Agriculture must be an action of freedom. That is why new GMOs do not have to be deregulated

06 Feb 2024

If one thing is clear these days, it’s that we are in an election campaign. What public opinion perhaps did not expect—though it’s hardly surprising—is that agriculture would be the spark for political debate. But the signals were, in fact, unmistakable. For several months, we have seen a weakening of the ambitions of the Eu Green Deal and the Farm to Fork strategy, and now a rapid and decisive reversal.

Unfortunately, there seems to be a somewhat unsettling common thread that ties the current European strategic vision on agriculture to the strengthening of an industrial model aimed at keeping farmers on the brink of failure and totally dependent. The dilution of the strategy to reduce pesticides, the troubled path of the nature conservation law, the renewal of glyphosate authorization for another decade, the distorted view on cultured meat, the absence of any strategy on soil conservation and a lack of courage in the Common Agricultural Policy are all signs that indicate a shift away from the goals of climate neutrality and ecological transition.

This shift begins with the agricultural sector, which is affected by and also contributes to the climate crisis.

Animal, environmental, social and economic well-being are all interconnected elements that require a systemic approach.
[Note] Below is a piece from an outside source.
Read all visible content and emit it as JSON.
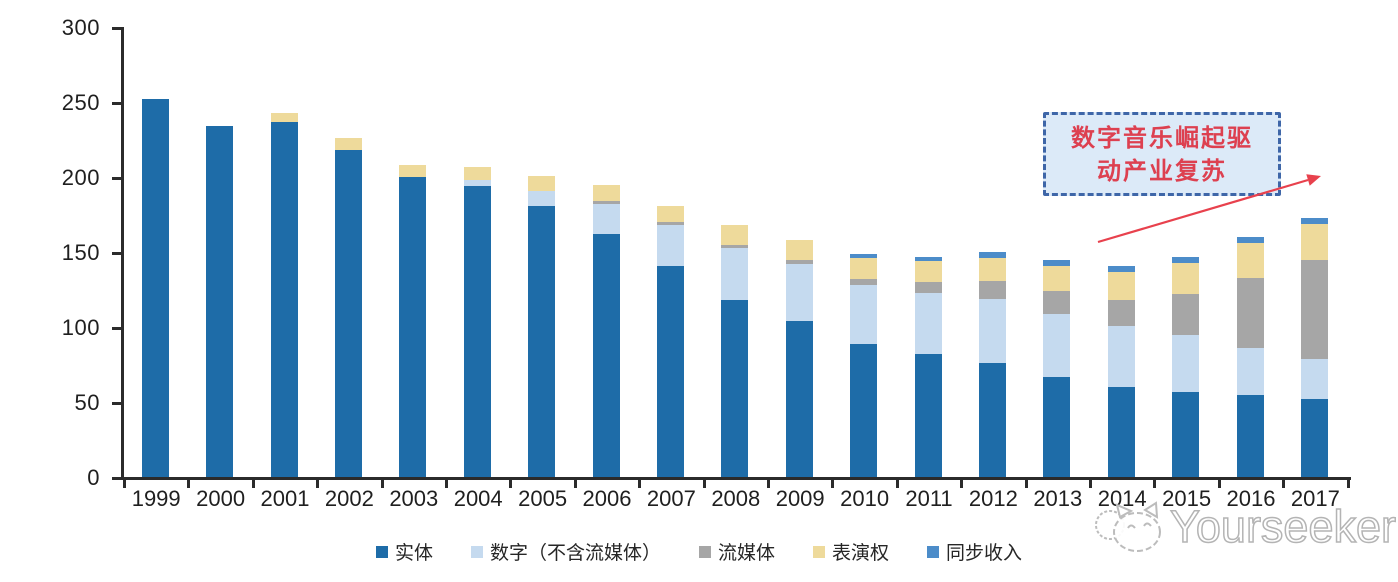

To truly address ecological transition and climate peace, a balance must be found, with the awareness that any action with a negative effect on the environment takes years to be repaired, reversed and returned to equilibrium. This is why production and the environment cannot be antagonists, and the opposition between farmers and environmentalists is an unacceptable manipulation.
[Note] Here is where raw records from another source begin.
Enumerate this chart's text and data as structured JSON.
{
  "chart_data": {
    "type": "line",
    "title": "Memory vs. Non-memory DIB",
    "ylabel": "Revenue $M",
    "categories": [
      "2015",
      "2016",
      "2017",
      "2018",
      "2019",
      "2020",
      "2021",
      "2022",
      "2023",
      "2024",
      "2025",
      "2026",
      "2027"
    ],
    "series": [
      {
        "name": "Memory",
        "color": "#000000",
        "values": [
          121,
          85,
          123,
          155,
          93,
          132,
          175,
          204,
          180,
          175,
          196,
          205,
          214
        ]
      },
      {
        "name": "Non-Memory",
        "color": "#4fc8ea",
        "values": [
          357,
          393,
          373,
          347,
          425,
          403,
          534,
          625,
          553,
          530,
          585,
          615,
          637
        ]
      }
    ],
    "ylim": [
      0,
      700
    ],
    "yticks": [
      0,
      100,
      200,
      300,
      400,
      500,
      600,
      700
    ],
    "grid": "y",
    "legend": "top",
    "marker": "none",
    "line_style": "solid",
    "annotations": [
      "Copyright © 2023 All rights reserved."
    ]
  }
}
Challenging the Path to Sustainable Agriculture: The Deregulation Debate on New GMOs in Europe

For months, we have witnessed a distortion of the path towards true sustainability. Currently the final steps are being taken towards a vote (scheduled for February 7) on the European Commission’s proposal to deregulate new GMOs, after a process filled with obstacles and conflicts due to the numerous concerns that this political action raises and its feared consequences. The French Food Safety Agency has emphasized that there is insufficient scientific data to overcome the precautionary principle. There are multiple concerns about environmental issues related to biodiversity contamination and the predictable further spread of industrial agricultural models, as well as social repercussions from the loss of transparency for the food on supermarket shelves and of the freedom of farmers to choose to cultivate without resorting to new GMOs.

Given this perspective, it is truly surprising that the European Commission has not deemed further investigation necessary. This is why there is a high risk of defeat, yet another defeat, in front of the power of the big agro-industry lobbies and agricultural multinationals who see in the new GMOs another tool to boost profits at the expense of farmers, consumers and the environment, obscuring their image with the smoke of greater sustainability falsely flaunted by the political forces promoting this path.
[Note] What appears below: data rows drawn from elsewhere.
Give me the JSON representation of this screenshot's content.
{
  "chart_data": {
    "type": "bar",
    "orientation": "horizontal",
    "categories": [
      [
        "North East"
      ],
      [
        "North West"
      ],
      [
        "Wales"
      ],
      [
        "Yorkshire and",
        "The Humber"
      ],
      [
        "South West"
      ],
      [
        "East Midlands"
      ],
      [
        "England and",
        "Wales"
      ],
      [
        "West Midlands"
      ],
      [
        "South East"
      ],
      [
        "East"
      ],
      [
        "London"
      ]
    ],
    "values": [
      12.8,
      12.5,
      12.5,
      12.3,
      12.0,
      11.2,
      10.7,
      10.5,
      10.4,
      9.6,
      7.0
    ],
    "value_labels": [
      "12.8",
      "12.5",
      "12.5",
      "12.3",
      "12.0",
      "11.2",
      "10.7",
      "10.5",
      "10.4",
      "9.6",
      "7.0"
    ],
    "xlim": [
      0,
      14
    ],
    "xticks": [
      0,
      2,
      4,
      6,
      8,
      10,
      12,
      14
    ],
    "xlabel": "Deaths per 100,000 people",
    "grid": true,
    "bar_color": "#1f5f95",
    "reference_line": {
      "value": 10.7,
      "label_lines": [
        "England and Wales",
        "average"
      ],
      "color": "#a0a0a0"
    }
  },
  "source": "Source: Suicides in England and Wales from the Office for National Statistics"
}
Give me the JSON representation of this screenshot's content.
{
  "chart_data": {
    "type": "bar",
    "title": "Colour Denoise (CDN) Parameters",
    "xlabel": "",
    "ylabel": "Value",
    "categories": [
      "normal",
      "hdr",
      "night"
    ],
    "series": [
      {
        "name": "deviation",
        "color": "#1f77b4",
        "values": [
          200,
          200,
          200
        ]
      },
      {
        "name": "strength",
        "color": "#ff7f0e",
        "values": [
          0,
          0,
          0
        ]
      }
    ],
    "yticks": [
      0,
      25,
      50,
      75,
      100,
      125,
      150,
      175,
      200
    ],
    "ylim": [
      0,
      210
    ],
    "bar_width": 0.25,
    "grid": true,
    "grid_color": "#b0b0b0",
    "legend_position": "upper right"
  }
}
Introducing laboratory-produced plant diversity into nature from one day to the next can have unpredictable repercussions, and it would be at least correct, as well as appropriate, to trust in the precautionary principle, which is based on time, evaluation and safety for the environment, citizens and the future of farmers.

Agriculture must absolutely be an action of freedom, the freedom of choice for both producers and consumers, in line with the responsibility at the heart of the 12th Sustainable Development Goal of the UN Agenda 2030.

How can one think of freedom, for example, if transparency on labels and proper traceability is not supported? What is being hidden when transparent labeling is being hindered?

We are at a crossroads.

We are dealing with the shortsightedness of those who do not want to look far ahead at the challenges that an anthropized ecosystem will increasingly have to face. What we need is a search for real solutions, not support for a production-oriented approach, monocultures and industrial models of agricultural production.

The on-going protests in Brussels and elsewhere are clear evidence that this approach has not paid off. Instead it has contributed to fueling the climate fragility for which farmers, especially virtuous ones, are paying dearly. But the climate crisis must be addressed with a structural approach, not by coming up with quick solutions full of uncertainty. The only certainty behind these new technologies is that they are, in fact, GMOs. If they have already failed to achieve their stated goal of reducing global food insecurity, it is not clear why they should be effective now.

The real answer is that we do not need them.

We need agroecology and support for production policies in harmony with ecosystems that conserve the agricultural landscape and the traditions that have made Italy and the rest of Europe great for centuries. And we need these issues to truly occupy the political agenda, also during the election campaign, but in a constructive, cautious and realistic way, without pressure and without being forgotten after June 10.